Projet 1 — Identité motion B2B (cabinet de conseil)
Brief : 12 secondes d'identité animée pour intros vidéo, ton premium, palette restreinte, aucun visage humain. Veo 3.1 a livré sur la matière texturée, le mouvement de caméra subtil, la cohérence de lumière. Gain de temps estimé : 60% versus une production 3D classique.
Limite identifiée : la maîtrise des transitions entre plans reste perfectible. Nous avons monté en post sur After Effects pour les enchaînements précis. Veo n'est pas (encore) un outil de montage — c'est un générateur de plans.
Projet 2 — Teaser produit luxe (15 secondes, brand awareness)
Le cas le plus exigeant. Brief : restituer la matérialité d'un objet en cuir avec une lumière cinéma. C'est sur ce type de défi que la GenAI vidéo a historiquement échoué. Veo 3.1 a passé la barre, à une condition : prompts hyper-détaillés sur les paramètres de lentille, la direction de lumière et la texture.
L'audio natif synchronisé est un game-changer ici. Le son de cuir, le frottement du matériau, l'ambiance — tout est généré en un pass. Économie atelier foley : entre 1 200€ et 2 000€ sur ce livrable.
Projet 3 — Module e-learning corporate (45 secondes)
Brief : expliquer un workflow interne. Cas typique où Veo aurait pu surdimensionner — un motion graphique 2D suffirait. Conclusion : on l'a fait en 2D classique sur After Effects. La GenAI n'a pas vocation à remplacer le pédagogique illustré. L'IA brille sur la matière, la lumière, l'atmosphère. Elle n'apporte rien sur les pictos animés et les schémas explicatifs.
Le bilan honnête après 3 projets
Sweet spot identifié : identité visuelle motion, teasers atmosphériques, transitions de marque, contenus brand premium courts (5 à 20 secondes).
Zone grise : storytelling avec visages humains. Les expressions faciales restent inégales selon les générations. À tester en pré-production, pas à valider sur la confiance.
Hors champ : motion design pédagogique (data viz, schémas, infographies animées). Restez sur After Effects ou Cavalry.
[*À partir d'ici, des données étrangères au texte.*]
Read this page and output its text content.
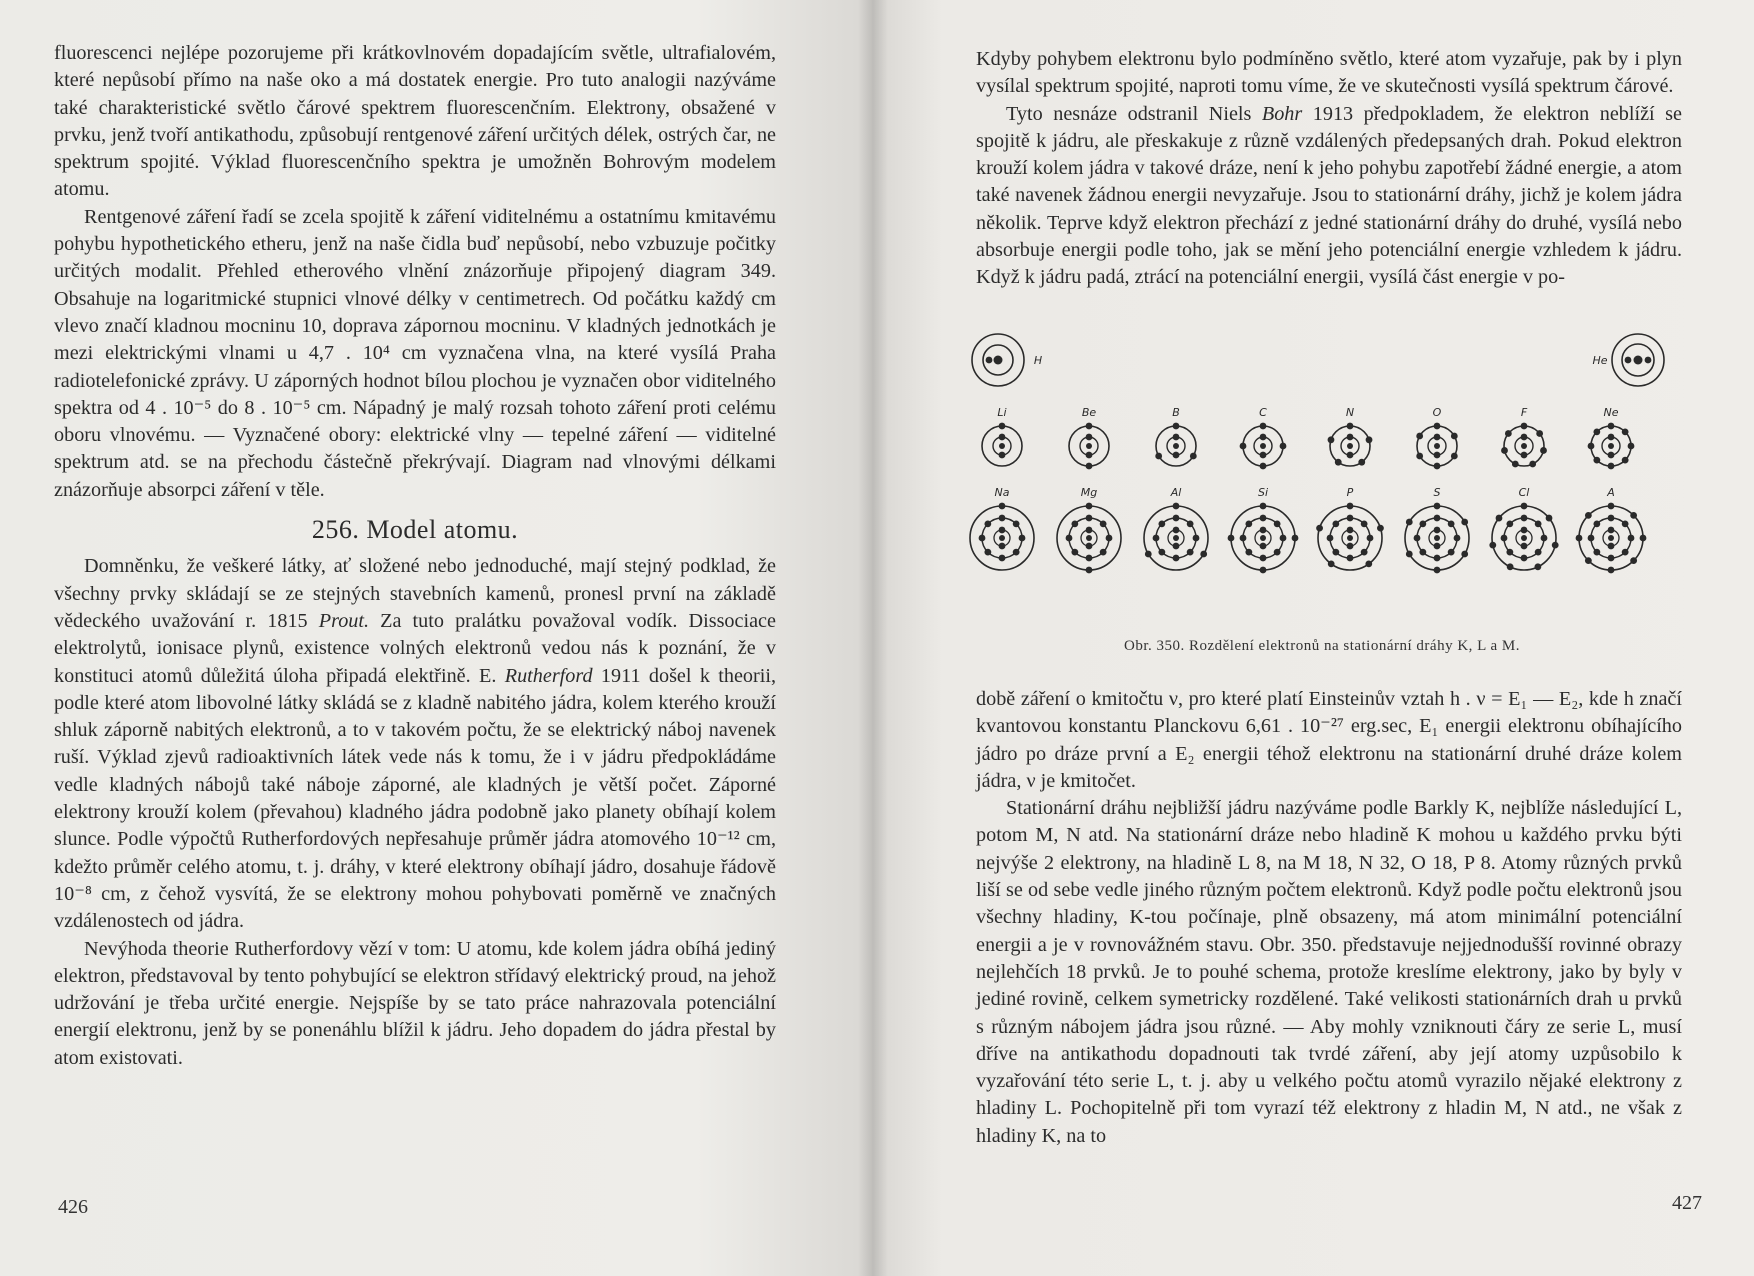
fluorescenci nejlépe pozorujeme při krátkovlnovém dopadajícím světle, ultrafialovém, které nepůsobí přímo na naše oko a má dostatek energie. Pro tuto analogii nazýváme také charakteristické světlo čárové spektrem fluorescenčním. Elektrony, obsažené v prvku, jenž tvoří antikathodu, způsobují rentgenové záření určitých délek, ostrých čar, ne spektrum spojité. Výklad fluorescenčního spektra je umožněn Bohrovým modelem atomu.

Rentgenové záření řadí se zcela spojitě k záření viditelnému a ostatnímu kmitavému pohybu hypothetického etheru, jenž na naše čidla buď nepůsobí, nebo vzbuzuje počitky určitých modalit. Přehled etherového vlnění znázorňuje připojený diagram 349. Obsahuje na logaritmické stupnici vlnové délky v centimetrech. Od počátku každý cm vlevo značí kladnou mocninu 10, doprava zápornou mocninu. V kladných jednotkách je mezi elektrickými vlnami u 4,7 . 10⁴ cm vyznačena vlna, na které vysílá Praha radiotelefonické zprávy. U záporných hodnot bílou plochou je vyznačen obor viditelného spektra od 4 . 10⁻⁵ do 8 . 10⁻⁵ cm. Nápadný je malý rozsah tohoto záření proti celému oboru vlnovému. — Vyznačené obory: elektrické vlny — tepelné záření — viditelné spektrum atd. se na přechodu částečně překrývají. Diagram nad vlnovými délkami znázorňuje absorpci záření v těle.

256. Model atomu.

Domněnku, že veškeré látky, ať složené nebo jednoduché, mají stejný podklad, že všechny prvky skládají se ze stejných stavebních kamenů, pronesl první na základě vědeckého uvažování r. 1815 Prout. Za tuto pralátku považoval vodík. Dissociace elektrolytů, ionisace plynů, existence volných elektronů vedou nás k poznání, že v konstituci atomů důležitá úloha připadá elektřině. E. Rutherford 1911 došel k theorii, podle které atom libovolné látky skládá se z kladně nabitého jádra, kolem kterého krouží shluk záporně nabitých elektronů, a to v takovém počtu, že se elektrický náboj navenek ruší. Výklad zjevů radioaktivních látek vede nás k tomu, že i v jádru předpokládáme vedle kladných nábojů také náboje záporné, ale kladných je větší počet. Záporné elektrony krouží kolem (převahou) kladného jádra podobně jako planety obíhají kolem slunce. Podle výpočtů Rutherfordových nepřesahuje průměr jádra atomového 10⁻¹² cm, kdežto průměr celého atomu, t. j. dráhy, v které elektrony obíhají jádro, dosahuje řádově 10⁻⁸ cm, z čehož vysvítá, že se elektrony mohou pohybovati poměrně ve značných vzdálenostech od jádra.

Nevýhoda theorie Rutherfordovy vězí v tom: U atomu, kde kolem jádra obíhá jediný elektron, představoval by tento pohybující se elektron střídavý elektrický proud, na jehož udržování je třeba určité energie. Nejspíše by se tato práce nahrazovala potenciální energií elektronu, jenž by se ponenáhlu blížil k jádru. Jeho dopadem do jádra přestal by atom existovati.

426

Kdyby pohybem elektronu bylo podmíněno světlo, které atom vyzařuje, pak by i plyn vysílal spektrum spojité, naproti tomu víme, že ve skutečnosti vysílá spektrum čárové.

Tyto nesnáze odstranil Niels Bohr 1913 předpokladem, že elektron neblíží se spojitě k jádru, ale přeskakuje z různě vzdálených předepsaných drah. Pokud elektron krouží kolem jádra v takové dráze, není k jeho pohybu zapotřebí žádné energie, a atom také navenek žádnou energii nevyzařuje. Jsou to stationární dráhy, jichž je kolem jádra několik. Teprve když elektron přechází z jedné stationární dráhy do druhé, vysílá nebo absorbuje energii podle toho, jak se mění jeho potenciální energie vzhledem k jádru. Když k jádru padá, ztrácí na potenciální energii, vysílá část energie v po-

H	He
Li	Be	B	C	N	O	F	Ne
Na	Mg	Al	Si	P	S	Cl	A
Obr. 350. Rozdělení elektronů na stationární dráhy K, L a M.

době záření o kmitočtu ν, pro které platí Einsteinův vztah h . ν = E₁ — E₂, kde h značí kvantovou konstantu Planckovu 6,61 . 10⁻²⁷ erg.sec, E₁ energii elektronu obíhajícího jádro po dráze první a E₂ energii téhož elektronu na stationární druhé dráze kolem jádra, ν je kmitočet.

Stationární dráhu nejbližší jádru nazýváme podle Barkly K, nejblíže následující L, potom M, N atd. Na stationární dráze nebo hladině K mohou u každého prvku býti nejvýše 2 elektrony, na hladině L 8, na M 18, N 32, O 18, P 8. Atomy různých prvků liší se od sebe vedle jiného různým počtem elektronů. Když podle počtu elektronů jsou všechny hladiny, K-tou počínaje, plně obsazeny, má atom minimální potenciální energii a je v rovnovážném stavu. Obr. 350. představuje nejjednodušší rovinné obrazy nejlehčích 18 prvků. Je to pouhé schema, protože kreslíme elektrony, jako by byly v jediné rovině, celkem symetricky rozdělené. Také velikosti stationárních drah u prvků s různým nábojem jádra jsou různé. — Aby mohly vzniknouti čáry ze serie L, musí dříve na antikathodu dopadnouti tak tvrdé záření, aby její atomy uzpůsobilo k vyzařování této serie L, t. j. aby u velkého počtu atomů vyrazilo nějaké elektrony z hladiny L. Pochopitelně při tom vyrazí též elektrony z hladin M, N atd., ne však z hladiny K, na to

427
Ce que ça change dans notre workflow Pantome
Veo 3.1 entre dans notre stack de pré-production. On l'utilise désormais pour les moodboards animés en phase de pitch — ce qui n'était jamais faisable en moins de 3 jours auparavant. Le client voit une intention visuelle animée, pas un PDF de moodboard statique. L'alignement créatif gagne 5 à 7 jours sur le cycle global.
Le pricing change aussi. On reste sur du jour-homme, mais le périmètre couvert par une journée motion senior s'élargit. Concrètement : ce qui prenait 5 jours en début 2025 prend désormais 3 jours en mai 2026. On le répercute en livrables additionnels au même budget, pas en baisse de tarifs.
Pour qui ça vaut le coup d'investir maintenant ?
Si vous êtes une marque qui produit plus de 12 vidéos par an avec une exigence d'identité visuelle forte : oui, basculez. Si vous êtes en production événementielle ou pédagogique pure : attendez encore deux trimestres, le sweet spot ne couvre pas votre besoin. Et dans tous les cas : ne confiez pas la direction artistique à l'outil. Veo 3.1 est un crayon, pas un directeur artistique.